Research Description:

Regulation of Imprinted Gene Expression on Mouse Chromosome 7C

In mammals, the majority of genes are equally expressed from both the maternally and paternally inherited chromosomes. However, there are a small number of genes in which only one parental allele, either maternal or paternal, is expressed while the other is silenced. These genes are known as imprinted genes. DNA sequence of these genes on the each allele is identical, so each cell must distinguish the parent-of-origin of individual allele via sequence independent molecular imprints. Differential DNA methylation has been implicated as a possible candidate for this molecular imprint, and it is thought to be established in the early stages of gametogenesis.

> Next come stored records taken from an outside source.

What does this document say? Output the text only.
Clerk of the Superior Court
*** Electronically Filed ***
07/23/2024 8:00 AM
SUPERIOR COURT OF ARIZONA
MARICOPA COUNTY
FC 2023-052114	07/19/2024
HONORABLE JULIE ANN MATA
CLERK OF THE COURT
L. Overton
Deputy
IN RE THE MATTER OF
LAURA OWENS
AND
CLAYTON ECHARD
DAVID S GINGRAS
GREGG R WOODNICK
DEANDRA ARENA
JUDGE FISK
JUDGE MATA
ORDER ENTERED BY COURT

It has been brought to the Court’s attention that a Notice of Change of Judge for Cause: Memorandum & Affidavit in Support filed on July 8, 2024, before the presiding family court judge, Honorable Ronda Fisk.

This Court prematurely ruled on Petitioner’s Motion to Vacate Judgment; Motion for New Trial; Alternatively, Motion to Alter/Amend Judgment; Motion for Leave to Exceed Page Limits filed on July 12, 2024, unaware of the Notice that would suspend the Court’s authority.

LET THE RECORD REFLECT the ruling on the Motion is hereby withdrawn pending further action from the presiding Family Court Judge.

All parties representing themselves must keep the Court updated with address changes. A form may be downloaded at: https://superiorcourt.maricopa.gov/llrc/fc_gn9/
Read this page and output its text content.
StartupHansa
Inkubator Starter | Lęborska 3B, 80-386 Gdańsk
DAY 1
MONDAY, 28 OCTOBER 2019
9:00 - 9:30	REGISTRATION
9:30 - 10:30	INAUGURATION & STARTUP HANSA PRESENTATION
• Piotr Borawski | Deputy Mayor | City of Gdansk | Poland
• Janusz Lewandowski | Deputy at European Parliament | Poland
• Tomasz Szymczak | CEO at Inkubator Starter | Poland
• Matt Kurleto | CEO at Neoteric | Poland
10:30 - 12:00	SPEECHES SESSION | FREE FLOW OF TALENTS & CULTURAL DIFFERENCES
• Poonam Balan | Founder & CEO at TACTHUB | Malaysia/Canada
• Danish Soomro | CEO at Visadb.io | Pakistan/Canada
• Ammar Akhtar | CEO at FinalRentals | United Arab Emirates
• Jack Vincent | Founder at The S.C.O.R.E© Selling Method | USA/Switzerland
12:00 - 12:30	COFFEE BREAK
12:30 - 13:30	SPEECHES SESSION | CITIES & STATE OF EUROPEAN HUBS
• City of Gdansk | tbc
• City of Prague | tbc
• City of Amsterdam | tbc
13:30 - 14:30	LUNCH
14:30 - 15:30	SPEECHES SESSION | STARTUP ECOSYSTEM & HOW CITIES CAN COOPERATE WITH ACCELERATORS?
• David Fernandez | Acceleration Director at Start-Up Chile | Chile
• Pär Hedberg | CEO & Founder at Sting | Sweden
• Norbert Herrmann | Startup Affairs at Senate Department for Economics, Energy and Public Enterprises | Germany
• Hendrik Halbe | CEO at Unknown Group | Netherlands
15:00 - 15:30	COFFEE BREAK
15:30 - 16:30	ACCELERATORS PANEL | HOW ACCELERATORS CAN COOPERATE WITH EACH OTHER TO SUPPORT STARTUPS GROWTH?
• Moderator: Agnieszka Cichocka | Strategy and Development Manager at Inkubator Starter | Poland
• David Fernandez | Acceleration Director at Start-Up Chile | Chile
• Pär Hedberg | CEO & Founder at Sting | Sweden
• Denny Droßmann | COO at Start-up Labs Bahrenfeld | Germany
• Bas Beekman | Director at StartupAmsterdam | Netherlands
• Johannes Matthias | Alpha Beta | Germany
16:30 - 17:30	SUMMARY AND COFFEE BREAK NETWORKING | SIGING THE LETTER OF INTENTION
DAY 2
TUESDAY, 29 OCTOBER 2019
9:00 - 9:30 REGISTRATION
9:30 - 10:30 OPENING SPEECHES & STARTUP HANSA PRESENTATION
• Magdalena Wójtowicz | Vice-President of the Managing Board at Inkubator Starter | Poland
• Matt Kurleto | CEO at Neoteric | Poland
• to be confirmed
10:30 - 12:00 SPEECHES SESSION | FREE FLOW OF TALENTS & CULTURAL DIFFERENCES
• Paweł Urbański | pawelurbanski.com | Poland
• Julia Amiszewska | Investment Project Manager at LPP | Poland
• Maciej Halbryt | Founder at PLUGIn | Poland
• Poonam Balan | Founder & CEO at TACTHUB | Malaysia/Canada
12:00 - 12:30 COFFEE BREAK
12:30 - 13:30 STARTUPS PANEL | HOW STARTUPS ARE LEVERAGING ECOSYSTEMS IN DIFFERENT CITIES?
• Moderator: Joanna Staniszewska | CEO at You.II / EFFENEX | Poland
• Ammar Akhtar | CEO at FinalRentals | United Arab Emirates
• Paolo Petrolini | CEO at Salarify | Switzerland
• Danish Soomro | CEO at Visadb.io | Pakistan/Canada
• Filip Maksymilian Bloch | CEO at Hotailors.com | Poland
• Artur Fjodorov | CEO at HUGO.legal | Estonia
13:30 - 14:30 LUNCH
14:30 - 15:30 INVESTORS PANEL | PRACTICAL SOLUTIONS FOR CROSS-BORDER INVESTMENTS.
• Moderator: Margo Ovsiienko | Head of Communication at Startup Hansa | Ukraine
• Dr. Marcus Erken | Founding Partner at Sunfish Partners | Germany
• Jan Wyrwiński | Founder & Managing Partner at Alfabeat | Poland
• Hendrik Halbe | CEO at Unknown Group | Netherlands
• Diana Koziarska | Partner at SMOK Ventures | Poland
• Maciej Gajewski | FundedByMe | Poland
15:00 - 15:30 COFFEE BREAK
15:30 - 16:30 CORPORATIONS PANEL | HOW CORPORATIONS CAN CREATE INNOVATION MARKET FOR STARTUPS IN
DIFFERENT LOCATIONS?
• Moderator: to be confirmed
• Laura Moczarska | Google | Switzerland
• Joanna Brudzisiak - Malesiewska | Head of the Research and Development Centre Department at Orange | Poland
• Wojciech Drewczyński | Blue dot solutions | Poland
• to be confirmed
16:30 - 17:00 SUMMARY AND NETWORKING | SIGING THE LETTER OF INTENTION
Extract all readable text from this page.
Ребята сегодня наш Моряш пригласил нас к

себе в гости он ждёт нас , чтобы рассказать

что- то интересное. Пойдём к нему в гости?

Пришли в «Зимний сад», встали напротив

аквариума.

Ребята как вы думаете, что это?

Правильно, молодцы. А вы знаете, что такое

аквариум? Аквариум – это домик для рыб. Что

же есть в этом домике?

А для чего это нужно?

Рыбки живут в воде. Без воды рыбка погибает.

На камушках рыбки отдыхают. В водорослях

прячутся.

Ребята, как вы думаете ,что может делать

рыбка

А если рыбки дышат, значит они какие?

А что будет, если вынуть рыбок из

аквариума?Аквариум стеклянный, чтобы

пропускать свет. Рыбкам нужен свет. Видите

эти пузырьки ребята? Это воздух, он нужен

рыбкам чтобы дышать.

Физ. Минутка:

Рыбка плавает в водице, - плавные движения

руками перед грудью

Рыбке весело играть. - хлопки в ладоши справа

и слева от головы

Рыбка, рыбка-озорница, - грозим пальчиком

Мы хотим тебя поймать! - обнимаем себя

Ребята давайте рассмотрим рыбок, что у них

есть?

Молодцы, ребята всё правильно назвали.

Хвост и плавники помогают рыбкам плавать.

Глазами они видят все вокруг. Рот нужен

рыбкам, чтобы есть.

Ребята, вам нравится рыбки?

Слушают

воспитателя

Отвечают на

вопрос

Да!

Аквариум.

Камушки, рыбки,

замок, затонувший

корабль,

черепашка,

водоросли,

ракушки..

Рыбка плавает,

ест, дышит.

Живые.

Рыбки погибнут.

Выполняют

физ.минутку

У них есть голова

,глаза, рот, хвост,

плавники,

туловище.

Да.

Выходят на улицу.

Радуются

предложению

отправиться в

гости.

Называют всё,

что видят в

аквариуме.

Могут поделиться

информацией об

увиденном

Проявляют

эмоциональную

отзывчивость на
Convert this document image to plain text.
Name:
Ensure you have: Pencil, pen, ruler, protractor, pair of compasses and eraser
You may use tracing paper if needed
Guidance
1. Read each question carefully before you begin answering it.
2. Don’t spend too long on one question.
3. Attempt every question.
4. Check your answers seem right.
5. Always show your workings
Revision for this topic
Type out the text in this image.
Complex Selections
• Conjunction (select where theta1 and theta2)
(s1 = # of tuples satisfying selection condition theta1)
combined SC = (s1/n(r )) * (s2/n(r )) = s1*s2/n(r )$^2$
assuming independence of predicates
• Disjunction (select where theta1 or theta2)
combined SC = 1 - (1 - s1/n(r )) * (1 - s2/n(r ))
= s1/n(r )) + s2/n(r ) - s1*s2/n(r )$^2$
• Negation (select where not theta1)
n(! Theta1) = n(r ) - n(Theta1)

During germ cell development, imprinted genes undergo an imprint switch to ensure that every germ cell contains only a "paternal" specific molecular imprint (spermatogenesis) or a "maternal" specific imprint (oogenesis). This resetting process is thought to consist of two stages-erasure and re-establishment. Erasure is the removal of existing parental-specific imprints from both alleles, and it is followed by a re-establishment of the correct epigenetic imprint. My working model is paternally expressed gene, Mkrn3, located on mouse chromosome 7c. This gene is unmethylated on the paternal, expressed allele and methylated on the maternal, silenced allele. The primary goal of my research is to establish at what stage of gametogenesis the methylation imprint switch occurs in Mkrn3. Initially, the high-resolution methylation pattern of the Mkrn3 promoter will be established in an allele specific manner for mouse brain and spleen, and then compared to the changes in DNA methylation during gametogenesis. The allele-specific methylation pattern will be obtained using high-resolution sodium bisulfite genomic sequencing.